As such, the various kinds of wastes relate to different kinds of exposure risks. This can range from diseases from pathological or infectious waste to direct harm related to chemical waste. However, the risk can be less immediate as well, prolonged exposure to air particles or radioactive waste, resulting in cellular degradation which may occur.

What Biological and Health Hazards may affect those in Waste Disposal?

Human bodies are very strong and resilient however being resistant to the man-made wastes in the modern society is not always possible. As such, not only are the newer strain of diseases arising out of genotoxic waste highly dangerous to the waste disposal workers, the various forms of chemical wastes and the diseases that occur due to the infectious wastes are also equally problematic. If steps are not taken to handle such wastes separately, it poses a major problem to all the workers involved.

Chemical Substances and Substances that may Expose Risks

Chemical waste is one of the most difficult to get rid of. In fact, since chemicals are usually indistinguishable in the natural environment, they pose a much greater threat than other forms of wastes. Some of the ways chemical waste may percolate are:

Water

One of the most common forms of chemical waste is carried in water. As such, if they are not handled separately, they can pose a very big pollution threat.

Soil & Sediment

A hazardous chemical can be borne through soil or even via dust. This is highly dangerous especially to infants since they do not have the necessary protection.

Air

Airborne hazardous waste can cause lung diseases and breathing disorders.

Food

Unless waste is managed at the basic level, they may percolate directly into the food chain, or via indirect means like through fishes from polluted waters.

What part do Aerosols play in Waste Management Hazards?
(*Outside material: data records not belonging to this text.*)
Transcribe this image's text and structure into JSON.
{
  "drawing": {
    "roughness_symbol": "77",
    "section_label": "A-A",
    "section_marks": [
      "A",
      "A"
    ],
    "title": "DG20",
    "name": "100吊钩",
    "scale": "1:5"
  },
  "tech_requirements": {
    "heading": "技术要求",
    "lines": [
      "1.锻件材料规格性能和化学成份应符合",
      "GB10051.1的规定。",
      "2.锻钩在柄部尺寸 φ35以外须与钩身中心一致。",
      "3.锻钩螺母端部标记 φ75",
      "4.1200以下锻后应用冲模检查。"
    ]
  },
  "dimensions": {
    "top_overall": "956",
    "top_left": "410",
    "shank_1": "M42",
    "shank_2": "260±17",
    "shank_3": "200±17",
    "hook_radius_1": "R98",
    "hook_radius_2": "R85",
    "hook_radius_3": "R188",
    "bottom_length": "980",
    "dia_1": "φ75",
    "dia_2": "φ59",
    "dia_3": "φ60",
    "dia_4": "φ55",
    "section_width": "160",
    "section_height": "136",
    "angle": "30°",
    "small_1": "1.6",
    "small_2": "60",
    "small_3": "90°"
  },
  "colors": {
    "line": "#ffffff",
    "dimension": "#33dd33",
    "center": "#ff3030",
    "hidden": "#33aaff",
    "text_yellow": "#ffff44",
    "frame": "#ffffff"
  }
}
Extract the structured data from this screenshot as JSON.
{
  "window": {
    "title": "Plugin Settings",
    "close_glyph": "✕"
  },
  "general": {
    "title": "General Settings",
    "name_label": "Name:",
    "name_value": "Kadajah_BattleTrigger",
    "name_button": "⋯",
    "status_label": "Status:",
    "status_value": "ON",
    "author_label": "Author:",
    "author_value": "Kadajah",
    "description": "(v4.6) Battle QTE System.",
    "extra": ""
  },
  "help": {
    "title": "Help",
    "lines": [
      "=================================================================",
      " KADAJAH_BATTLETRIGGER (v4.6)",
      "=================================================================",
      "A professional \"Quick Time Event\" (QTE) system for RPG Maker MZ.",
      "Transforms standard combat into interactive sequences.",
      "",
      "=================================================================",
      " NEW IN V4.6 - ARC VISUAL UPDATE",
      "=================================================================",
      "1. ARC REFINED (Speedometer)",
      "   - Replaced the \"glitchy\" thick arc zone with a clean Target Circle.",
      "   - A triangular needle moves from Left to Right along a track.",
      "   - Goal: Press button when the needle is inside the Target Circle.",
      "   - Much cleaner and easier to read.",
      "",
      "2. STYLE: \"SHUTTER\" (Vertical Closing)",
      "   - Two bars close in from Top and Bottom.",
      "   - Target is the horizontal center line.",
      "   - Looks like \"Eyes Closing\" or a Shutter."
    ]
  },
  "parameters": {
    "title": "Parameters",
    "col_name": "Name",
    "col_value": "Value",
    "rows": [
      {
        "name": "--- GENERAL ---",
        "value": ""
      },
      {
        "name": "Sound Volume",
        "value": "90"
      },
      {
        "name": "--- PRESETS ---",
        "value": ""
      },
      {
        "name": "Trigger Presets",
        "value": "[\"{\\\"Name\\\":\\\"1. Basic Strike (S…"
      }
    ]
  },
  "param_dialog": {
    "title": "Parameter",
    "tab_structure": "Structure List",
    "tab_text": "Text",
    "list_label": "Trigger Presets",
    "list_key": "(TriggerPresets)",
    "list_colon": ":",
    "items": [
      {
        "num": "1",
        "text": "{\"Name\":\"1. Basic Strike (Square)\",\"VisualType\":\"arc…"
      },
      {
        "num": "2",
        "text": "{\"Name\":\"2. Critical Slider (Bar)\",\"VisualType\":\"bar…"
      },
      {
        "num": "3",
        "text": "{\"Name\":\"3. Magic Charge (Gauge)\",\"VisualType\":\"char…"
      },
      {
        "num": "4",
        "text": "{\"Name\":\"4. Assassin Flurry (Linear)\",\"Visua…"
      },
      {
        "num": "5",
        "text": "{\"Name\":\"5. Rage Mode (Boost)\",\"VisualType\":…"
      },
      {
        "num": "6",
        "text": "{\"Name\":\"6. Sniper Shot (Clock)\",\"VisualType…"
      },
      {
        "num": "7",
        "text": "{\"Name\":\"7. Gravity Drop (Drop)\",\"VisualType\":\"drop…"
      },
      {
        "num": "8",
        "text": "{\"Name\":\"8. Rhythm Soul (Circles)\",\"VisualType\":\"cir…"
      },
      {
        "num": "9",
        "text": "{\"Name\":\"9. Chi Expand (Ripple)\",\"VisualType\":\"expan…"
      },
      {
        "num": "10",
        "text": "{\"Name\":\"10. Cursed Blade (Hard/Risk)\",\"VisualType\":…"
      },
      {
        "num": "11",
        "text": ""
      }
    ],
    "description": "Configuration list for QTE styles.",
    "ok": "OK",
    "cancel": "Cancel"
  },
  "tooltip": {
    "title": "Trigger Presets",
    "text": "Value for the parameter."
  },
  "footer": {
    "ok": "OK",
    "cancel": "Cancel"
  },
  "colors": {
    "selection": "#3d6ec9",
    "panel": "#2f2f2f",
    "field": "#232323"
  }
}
Aerosols can contain either pressurised gases or liquids. However, they still remain one of the most important byproducts of a civilised society. Besides the cans themselves qualifying as a solid waste, the content itself can be a major problem since they may themselves be hazardous in nature. As such, be sure to not only puncture them (depressurising them) before disposal, make sure they are fully used up before disposal as well. Not only does that support recycling, it also ensures that you are not wasting any of the products you bought.